第08話 宇宙英雄伝説02 ソーグ帝国政争編 - 39 - 防衛施設
第08話 宇宙英雄伝説02 ソーグ帝国政争編 - 39 - 防衛施設
俺はすでに敵の気を探り当てているので、敵の位置を見失うようなことはない。
すでに地下へのエレベーターに乗っており、今は最下層にある防衛システムの置かれてある施設に向けて降下中である。
大量の死体が転がっていることはともかく、俺が侵入しても何の反応もないのは助かる。
なにしろ、先に侵入したヤツが警備の者達を全員殺してしまっているので、俺の行動を制約するような人間が誰もいない。
俺は下へと向かうエレベーターの扉をこじ開けると、そのまま下へと落下する。
そいつの目的がなんであるのかは知らないが、俺の目的のためには正直邪魔である。
一気に落下していくが自由落下なので、エレベーターが下につくまでに間に合わなかった。
そいつがエレベーターを降りて、外に出ると同時に力が使われたことが分かった。
気とは違う力がそいつから放たれて、エレベーターの外にいた職員と思しき者達の気が消えてゆく。おそらくというより、確実に次々と殺されているのだろう。

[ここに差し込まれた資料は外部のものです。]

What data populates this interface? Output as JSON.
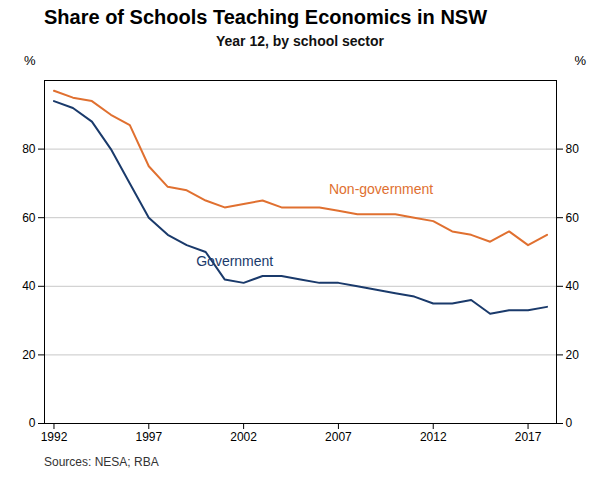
{
  "chart_data": {
    "type": "line",
    "title": "Share of Schools Teaching Economics in NSW",
    "subtitle": "Year 12, by school sector",
    "source": "Sources: NESA; RBA",
    "ylabel": "%",
    "y2label": "%",
    "x": [
      1992,
      1993,
      1994,
      1995,
      1996,
      1997,
      1998,
      1999,
      2000,
      2001,
      2002,
      2003,
      2004,
      2005,
      2006,
      2007,
      2008,
      2009,
      2010,
      2011,
      2012,
      2013,
      2014,
      2015,
      2016,
      2017,
      2018
    ],
    "series": [
      {
        "name": "Government",
        "color": "#1a3a6b",
        "label_at": [
          1999.5,
          46
        ],
        "values": [
          94,
          92,
          88,
          80,
          70,
          60,
          55,
          52,
          50,
          42,
          41,
          43,
          43,
          42,
          41,
          41,
          40,
          39,
          38,
          37,
          35,
          35,
          36,
          32,
          33,
          33,
          34
        ]
      },
      {
        "name": "Non-government",
        "color": "#e07030",
        "label_at": [
          2006.5,
          67
        ],
        "values": [
          97,
          95,
          94,
          90,
          87,
          75,
          69,
          68,
          65,
          63,
          64,
          65,
          63,
          63,
          63,
          62,
          61,
          61,
          61,
          60,
          59,
          56,
          55,
          53,
          56,
          52,
          55
        ]
      }
    ],
    "xlim": [
      1991.5,
      2018.5
    ],
    "xticks": [
      1992,
      1997,
      2002,
      2007,
      2012,
      2017
    ],
    "ylim": [
      0,
      100
    ],
    "yticks": [
      0,
      20,
      40,
      60,
      80
    ],
    "y2lim": [
      0,
      100
    ],
    "y2ticks": [
      0,
      20,
      40,
      60,
      80
    ],
    "grid": true
  }
}
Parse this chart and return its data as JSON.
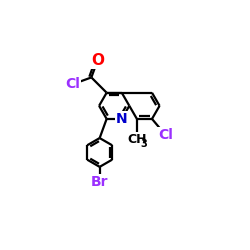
{
  "bg_color": "#ffffff",
  "bond_color": "#000000",
  "bond_width": 1.6,
  "atom_colors": {
    "O": "#ff0000",
    "Cl": "#9b30ff",
    "N": "#0000cc",
    "Br": "#9b30ff",
    "C": "#000000"
  },
  "font_size": 10,
  "font_size_sub": 7
}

ちょうど半数ほどがやられた所で、俺はエレベーターの天井をぶち抜いて下に降りた。
わざと派手な音を立ててエレベーターの中に降りたので、そいつの動きが一瞬止まったことが分かった。
敵は依然として光学迷彩を使っている。姿が見えるわけではないので、あくまで敵の気の流れを察してだ。
不意をつく形になった俺は、気配を頼りに一気に間合いを詰める。
フェイズ1とは言っても、そこらの達人レベルでは対応できる速さではない。
これで決めるつもりで、左の拳を腹部の辺りめがけて打ち込んだ。
ところが、そいつの体は羽みたいに軽く手応えがない。
と思っていると、俺の拳の力を使って後ろに思いっきり跳ねていた。
「ちっ」
俺は舌打ちをする。
単なるサイキックではないだろうな、と思っていたがやはりそうだった。
これは、気功を使った技の一つ、軽気功と呼ばれるものだ。
どんなに強い力で放った攻撃も、暖簾に腕押しという諺の通り致命的なダメージを与えることはできない。
そして、そいつは離れながらサイキックを使ってきた。
頭にパワーを集中することで、相手の脳を破壊するつもりなのだ。
俺は気を放ってその力をかき消したが、それはフェイントであった。
拳を放った左手を振ると、壁にキンッという硬質の音と共に小さな針が突き刺さった。
二つの攻撃は俺には通用しなかったが、そいつにとってそれで構わなかった。